Motorcycles will hold out longer because they’re more emotional vehicles, but don’t expect London or Paris to keep giving free access into the city cores to their polluting gas engines. When that happens, maybe five years from now, the big manufacturers will step up to the gate with the electric bikes that have been a decade or more in development. And when they do leave the line, they’ll leave you light-headed.

10 COMMENTS

  1. There is no time in the immediately foreseeable future where battery powered bikes will have a range at real road speeds anything like a decent ICE. And unless they get much more sophisticated batteries (with liquid cooling and active temperature management), and chargers get a lot better, you’re still looking at an hour minimum for a recharge.

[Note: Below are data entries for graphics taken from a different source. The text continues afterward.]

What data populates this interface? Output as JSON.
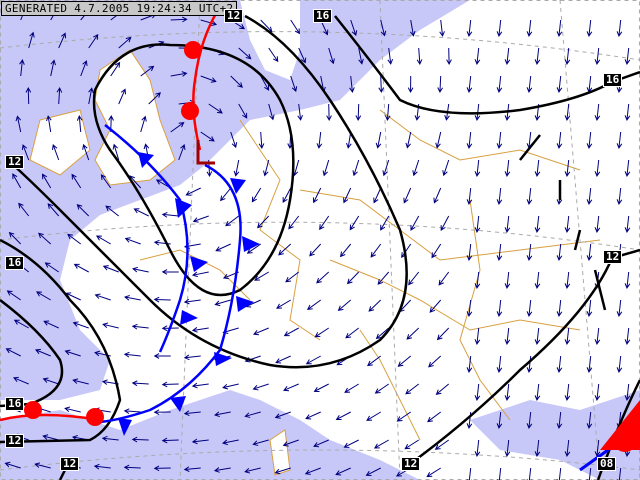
{
  "header": {
    "generated": "GENERATED 4.7.2005 19:24:34 UTC+2"
  },
  "isobar_labels": [
    "12",
    "16",
    "16",
    "12",
    "16",
    "12",
    "16",
    "12",
    "12",
    "12",
    "08"
  ],
  "colors": {
    "sea": "#c8c8f8",
    "land": "#ffffff",
    "borders": "#d8a040",
    "isobars": "#000000",
    "cold_front": "#0000ff",
    "warm_front": "#ff0000",
    "wind_arrows": "#000080",
    "low_marker": "#a00000"
  }
}
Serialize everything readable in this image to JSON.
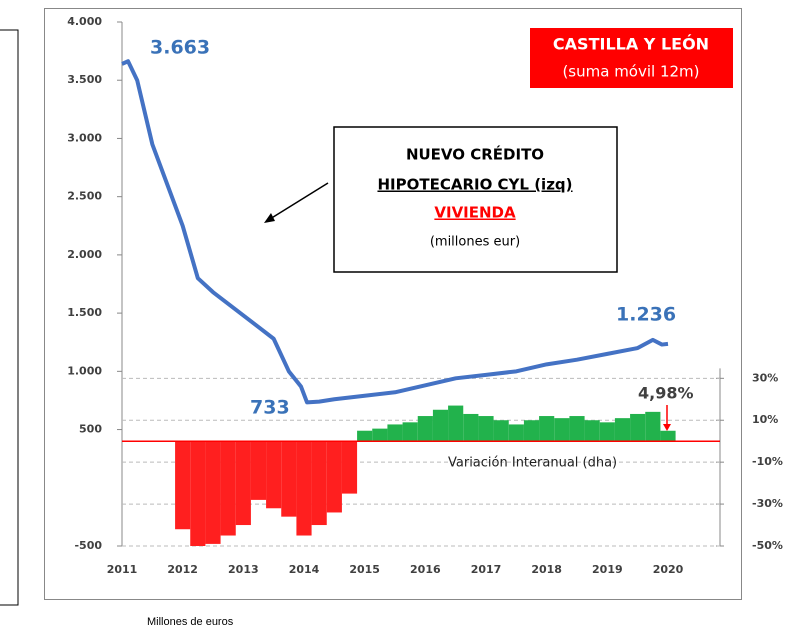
{
  "chart_data": {
    "type": "line_bar",
    "title": "CASTILLA Y LEÓN",
    "subtitle": "(suma móvil 12m)",
    "box_text": [
      "NUEVO CRÉDITO",
      "HIPOTECARIO CYL (izq)",
      "VIVIENDA",
      "(millones eur)"
    ],
    "bar_label": "Variación Interanual (dha)",
    "footer": "Millones de euros",
    "annotations": [
      "3.663",
      "733",
      "1.236",
      "4,98%"
    ],
    "xlim": [
      2011,
      2020
    ],
    "xticks": [
      2011,
      2012,
      2013,
      2014,
      2015,
      2016,
      2017,
      2018,
      2019,
      2020
    ],
    "ylim": [
      -500,
      4000
    ],
    "yticks": [
      {
        "value": -500,
        "label": "-500"
      },
      {
        "value": 500,
        "label": "500"
      },
      {
        "value": 1000,
        "label": "1.000"
      },
      {
        "value": 1500,
        "label": "1.500"
      },
      {
        "value": 2000,
        "label": "2.000"
      },
      {
        "value": 2500,
        "label": "2.500"
      },
      {
        "value": 3000,
        "label": "3.000"
      },
      {
        "value": 3500,
        "label": "3.500"
      },
      {
        "value": 4000,
        "label": "4.000"
      }
    ],
    "y2lim": [
      -50,
      200
    ],
    "y2ticks": [
      {
        "value": -50,
        "label": "-50%"
      },
      {
        "value": -30,
        "label": "-30%"
      },
      {
        "value": -10,
        "label": "-10%"
      },
      {
        "value": 10,
        "label": "10%"
      },
      {
        "value": 30,
        "label": "30%"
      }
    ],
    "series": [
      {
        "type": "line",
        "color": "#4472c4",
        "x": [
          2011.0,
          2011.1,
          2011.25,
          2011.5,
          2011.75,
          2012.0,
          2012.25,
          2012.5,
          2012.75,
          2013.0,
          2013.25,
          2013.5,
          2013.75,
          2013.95,
          2014.05,
          2014.25,
          2014.5,
          2015.0,
          2015.5,
          2016.0,
          2016.5,
          2017.0,
          2017.5,
          2018.0,
          2018.5,
          2019.0,
          2019.5,
          2019.75,
          2019.9,
          2020.0
        ],
        "values": [
          3640,
          3663,
          3500,
          2950,
          2600,
          2250,
          1800,
          1680,
          1580,
          1480,
          1380,
          1280,
          1000,
          870,
          733,
          740,
          760,
          790,
          820,
          880,
          940,
          970,
          1000,
          1060,
          1100,
          1150,
          1200,
          1270,
          1230,
          1236
        ]
      },
      {
        "type": "bar",
        "axis": "y2",
        "color": "#22b24c",
        "negative_color": "#ff1f1f",
        "x": [
          2012.0,
          2012.25,
          2012.5,
          2012.75,
          2013.0,
          2013.25,
          2013.5,
          2013.75,
          2014.0,
          2014.25,
          2014.5,
          2014.75,
          2015.0,
          2015.25,
          2015.5,
          2015.75,
          2016.0,
          2016.25,
          2016.5,
          2016.75,
          2017.0,
          2017.25,
          2017.5,
          2017.75,
          2018.0,
          2018.25,
          2018.5,
          2018.75,
          2019.0,
          2019.25,
          2019.5,
          2019.75,
          2020.0
        ],
        "values": [
          -42,
          -50,
          -49,
          -45,
          -40,
          -28,
          -32,
          -36,
          -45,
          -40,
          -34,
          -25,
          5,
          6,
          8,
          9,
          12,
          15,
          17,
          13,
          12,
          10,
          8,
          10,
          12,
          11,
          12,
          10,
          9,
          11,
          13,
          14,
          4.98
        ]
      }
    ]
  }
}
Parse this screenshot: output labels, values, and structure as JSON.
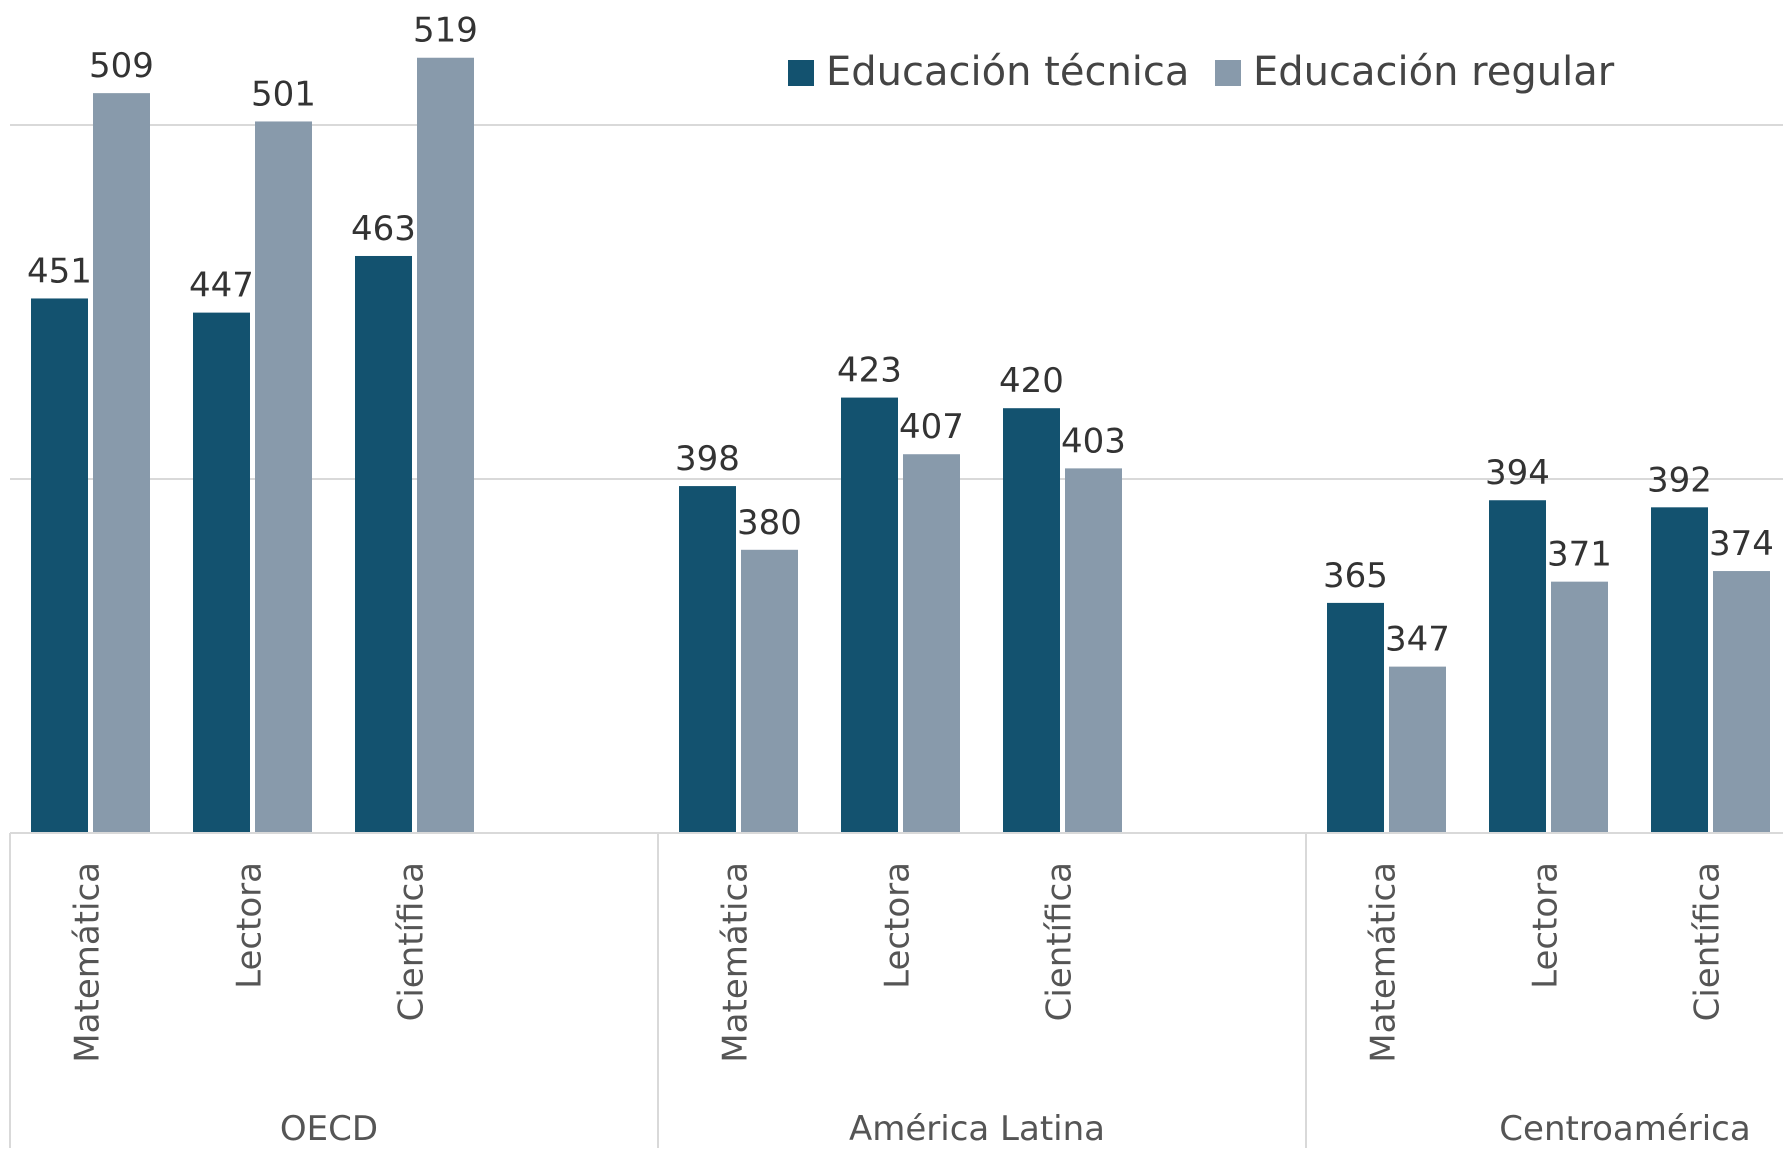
{
  "chart_data": {
    "type": "bar",
    "title": "",
    "xlabel": "",
    "ylabel": "",
    "ylim": [
      300,
      540
    ],
    "grid": true,
    "legend": {
      "position": "top-right",
      "entries": [
        "Educación técnica",
        "Educación regular"
      ]
    },
    "groups": [
      {
        "label": "OECD",
        "categories": [
          "Matemática",
          "Lectora",
          "Científica"
        ]
      },
      {
        "label": "América Latina",
        "categories": [
          "Matemática",
          "Lectora",
          "Científica"
        ]
      },
      {
        "label": "Centroamérica",
        "categories": [
          "Matemática",
          "Lectora",
          "Científica"
        ]
      }
    ],
    "series": [
      {
        "name": "Educación técnica",
        "color": "#13526f",
        "values": [
          451,
          447,
          463,
          398,
          423,
          420,
          365,
          394,
          392
        ]
      },
      {
        "name": "Educación regular",
        "color": "#889aab",
        "values": [
          509,
          501,
          519,
          380,
          407,
          403,
          347,
          371,
          374
        ]
      }
    ]
  }
}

    Yes, they’re feasible (if expensive) now for a limited range of use cases, but not for how me, or most riders I know, actually use our bikes. Especially since my (and their) riding is often done away from the cities where you’d be likely to find chargers. Which still take too long. My idea of an afternoon ride on Sunday doesn’t involve riding for an hour and a half and then stopping for an hour (or two) to recharge before continuing. Sure, I could plan a ride around it, but why would I want to ride a bike that makes me conform to its limitations?

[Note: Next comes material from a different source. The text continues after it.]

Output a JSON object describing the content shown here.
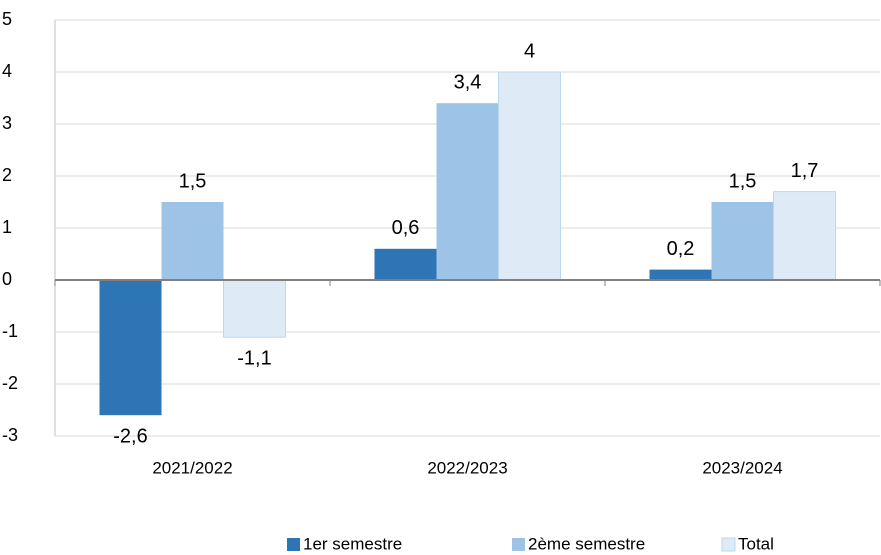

  2. Cobalt mining, essential for batteries are very dangerous and only done in Africa. The mines will have health and safety all over them in western countries. Lithium is mostly soured from oil scum. A cheaper source. So how do we save the planet if the energy to produce it pollute more than a normal vehicle do in 5 years plus energy generation that’s unsustainable now. But toys will be toys.

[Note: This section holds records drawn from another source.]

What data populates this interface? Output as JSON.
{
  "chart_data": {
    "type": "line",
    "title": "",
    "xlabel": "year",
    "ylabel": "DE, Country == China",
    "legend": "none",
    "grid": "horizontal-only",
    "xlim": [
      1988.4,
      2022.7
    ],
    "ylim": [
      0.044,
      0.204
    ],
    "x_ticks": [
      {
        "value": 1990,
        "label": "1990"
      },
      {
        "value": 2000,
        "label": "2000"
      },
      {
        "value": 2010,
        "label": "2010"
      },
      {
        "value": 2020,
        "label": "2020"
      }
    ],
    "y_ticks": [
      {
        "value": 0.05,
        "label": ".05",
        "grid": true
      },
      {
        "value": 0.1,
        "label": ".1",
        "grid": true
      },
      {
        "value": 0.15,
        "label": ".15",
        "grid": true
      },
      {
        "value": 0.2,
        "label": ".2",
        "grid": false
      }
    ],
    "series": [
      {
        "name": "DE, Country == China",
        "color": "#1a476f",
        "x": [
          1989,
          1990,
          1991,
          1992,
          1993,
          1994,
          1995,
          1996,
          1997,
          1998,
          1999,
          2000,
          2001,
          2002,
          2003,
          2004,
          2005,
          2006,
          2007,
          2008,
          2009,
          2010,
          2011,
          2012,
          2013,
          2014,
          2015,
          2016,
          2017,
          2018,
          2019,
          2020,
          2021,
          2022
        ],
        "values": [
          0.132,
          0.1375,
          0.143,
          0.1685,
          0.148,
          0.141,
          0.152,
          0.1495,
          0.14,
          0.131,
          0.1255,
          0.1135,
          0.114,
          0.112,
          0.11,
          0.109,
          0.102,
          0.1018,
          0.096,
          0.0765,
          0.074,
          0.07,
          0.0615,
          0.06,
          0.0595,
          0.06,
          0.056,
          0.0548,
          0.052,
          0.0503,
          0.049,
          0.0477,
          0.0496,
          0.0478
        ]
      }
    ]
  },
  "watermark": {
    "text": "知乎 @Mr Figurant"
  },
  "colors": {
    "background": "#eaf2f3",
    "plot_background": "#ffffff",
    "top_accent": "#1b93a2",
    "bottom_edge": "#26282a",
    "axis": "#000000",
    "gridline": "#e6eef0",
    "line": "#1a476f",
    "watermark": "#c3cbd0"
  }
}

    • You can’t compare Cobalt or Lithium to what the Petroleum industry has done to the planet. Things have to be addressed, but we’re partially in this “existential threat to human kind” as even the mainstream media is calling it due to the petroleum industry. Transportation and electricity production produces a huge amount of co2,

      • So, we do the same as in the past. This is the future and it does not matter how much we pollute doing this. We’re saving the planet for now and will repent 50 years from now. That’s how history repeats itself.

        • Yeah well, what we learn from history is that we don’t learn from history. I admit it is difficult to stay positive.

          Extraction industries are messy, but Cobalt or Lithium is still less messy than the petroleum industry.
          The batteries are recyclable if countries are willing to do it. Petroleum is burnt emitting co2, heating the planet, the end. Sweden puts just 1% of house hold waste in landfills. Asking North Americans to behave like responsible adults is easier said than done. China and the U.S. industry are huge emitters of co2, but personnel output of co2 is largest in the U.S. and Canada and neither countries citizens care to the same degree as the Scandinavian countries. It’s up to us to ask more from are governments and make individual sacrifices which include higher taxes. Like I said, easier said than done. North Americans feel it’s their birth right to live large. I’ll save you a rant about Boomers.

          https://www.youtube.com/watch?v=4zSWTT0qCzQ&feature=emb_logo

          • Tell it to the miners dying of the poisoning and symptom’s similar to asbestos. The recycling process will cause yet more problems. Yes, you are right. Close your eyes and only accept what popular fiction gives you.
            I’ve been to DRC and it ugly, but they are saving your future with their life’s.

    • Well me and Kevin must think the same because a year ago I got out my calculator and figured out the electricity needed by multiplying the number of vehicles in the US by how many amps a Tesla draws and converting that into megawatts and dividing by the largest generating station to get 280 new nuclear plants needed. Not far off his results. I told my friends and they thought I was crazy.